Além disso, antes de 2027 só está prevista a entrega de três novos projetos relevantes no centro de Madrid, com pouco mais de 32.000 metros quadrados adicionais. Embora existam operações de reabilitação e reposicionamento, a nova oferta continua limitada face à procura atual. A consequência mais visível é a pressão sobre as rendas: os escritórios prime aproximam-se já dos 45 euros por metro quadrado por mês e, em localizações como Azca ou o Bairro de Salamanca, foram registados máximos de até 48 euros.
Barcelona mostra uma tendência semelhante, embora com um pouco mais de disponibilidade. A procura continua a concentrar-se em edifícios modernos e eficientes, e segundo a CG Capital Europe cerca de 70% das operações correspondem a ativos de categoria A e B+. A Savills, por sua vez, destaca aumentos das rendas superiores a 20% em termos homólogos em determinadas zonas prime, confirmando que a pressão sobre as rendas também continua a aumentar.
O problema não é apenas a procura: a oferta não chega
A escassez de escritórios prime não se explica apenas pelo facto de as empresas preferirem edifícios melhores. Também influencia o facto de o mercado ter cada vez mais dificuldades em gerar nova oferta de qualidade no curto prazo.
Os custos de construção continuam elevados, os processos urbanísticos são longos e complexos, e as exigências regulatórias em matéria de sustentabilidade e eficiência energética são hoje muito maiores do que há alguns anos. Tudo isto abranda a criação de novo stock competitivo.
A este contexto soma-se outro fenómeno relevante: a reconversão de edifícios de escritórios para outros usos. Em muitas zonas centrais, alguns imóveis estão a passar para residencial, hotelaria ou usos mistos, em parte porque esses destinos podem oferecer uma rentabilidade superior aos proprietários. O resultado é que o stock disponível de escritórios se reduz precisamente quando a procura se concentra mais do que nunca num segmento muito concreto.
O prime fortalece-se e o stock secundário fica para trás
Aqui está a grande mudança de fundo.
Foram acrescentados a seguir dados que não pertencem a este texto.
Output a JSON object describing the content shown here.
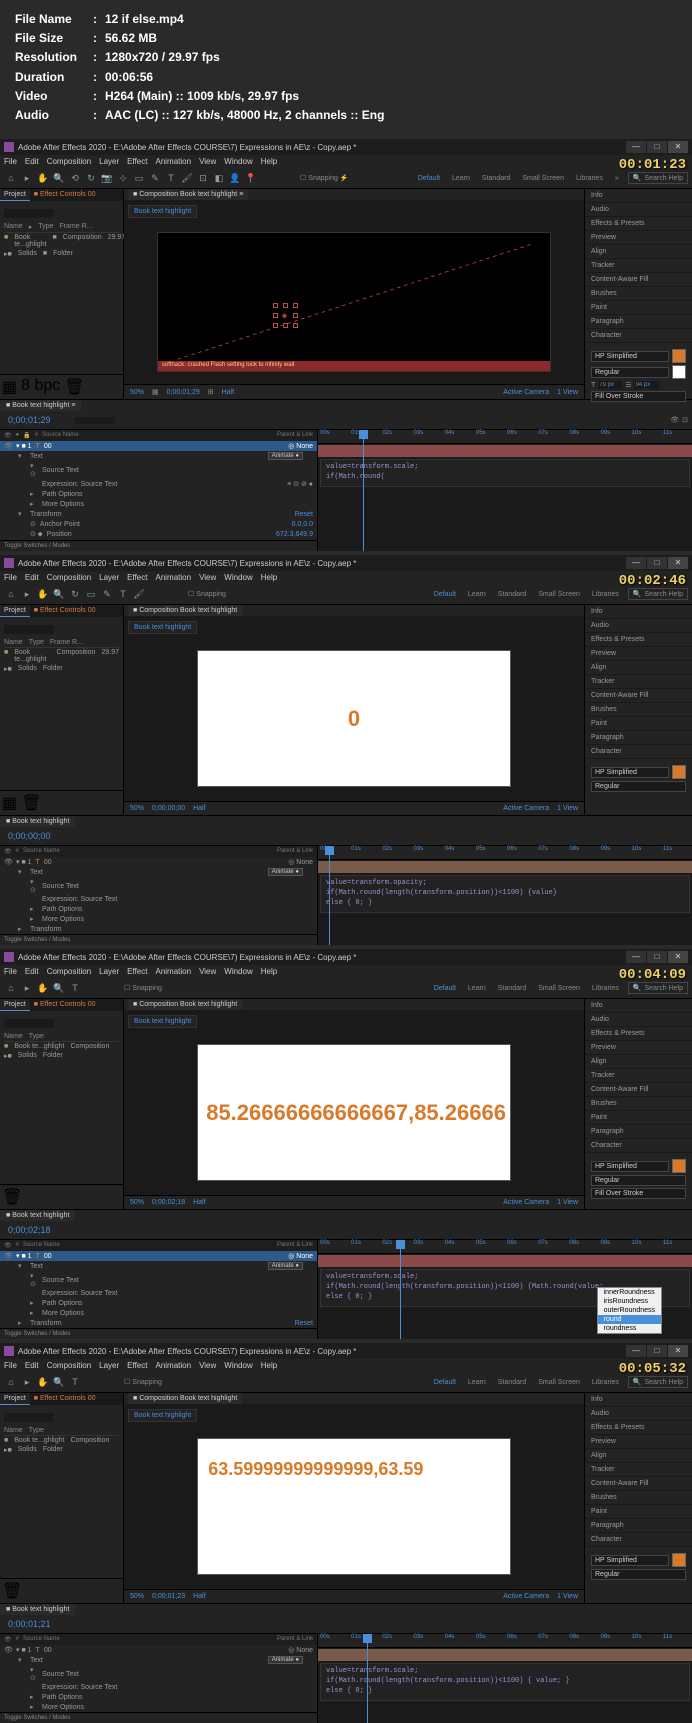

O que está a acontecer não é apenas uma recuperação do produto prime, mas uma polarização crescente do mercado. Os edifícios capazes de responder às novas exigências dos ocupantes reforçam a sua posição, enquanto parte do stock secundário corre o risco de ficar desalinhado face ao que as empresas procuram hoje.
A consequência é dupla. Por um lado, os melhores ativos ganham capacidade para atrair procura e sustentar rendas. Por outro, muitos edifícios menos competitivos enfrentam um risco de obsolescência se não conseguirem adaptar-se facilmente aos novos padrões de design, eficiência, serviços e experiência de utilizador.
Mais do que uma recuperação, consolida-se um mercado muito mais exigente
A escassez de escritórios prime não está a impulsionar uma nova etapa para todo o mercado por igual, mas sobretudo para o seu segmento mais competitivo. Madrid e Barcelona mostram esta dinâmica com clareza: menos oferta disponível nos ativos de qualidade, mais pressão sobre as rendas e uma diferença crescente entre o produto que se adapta à nova procura e aquele que corre o risco de ficar para trás.
Mais do que um regresso ao mercado anterior à pandemia, o que se está a consolidar é um mercado de escritórios mais estreito, mais seletivo e mais polarizado, onde a qualidade do ativo importa mais do que nunca.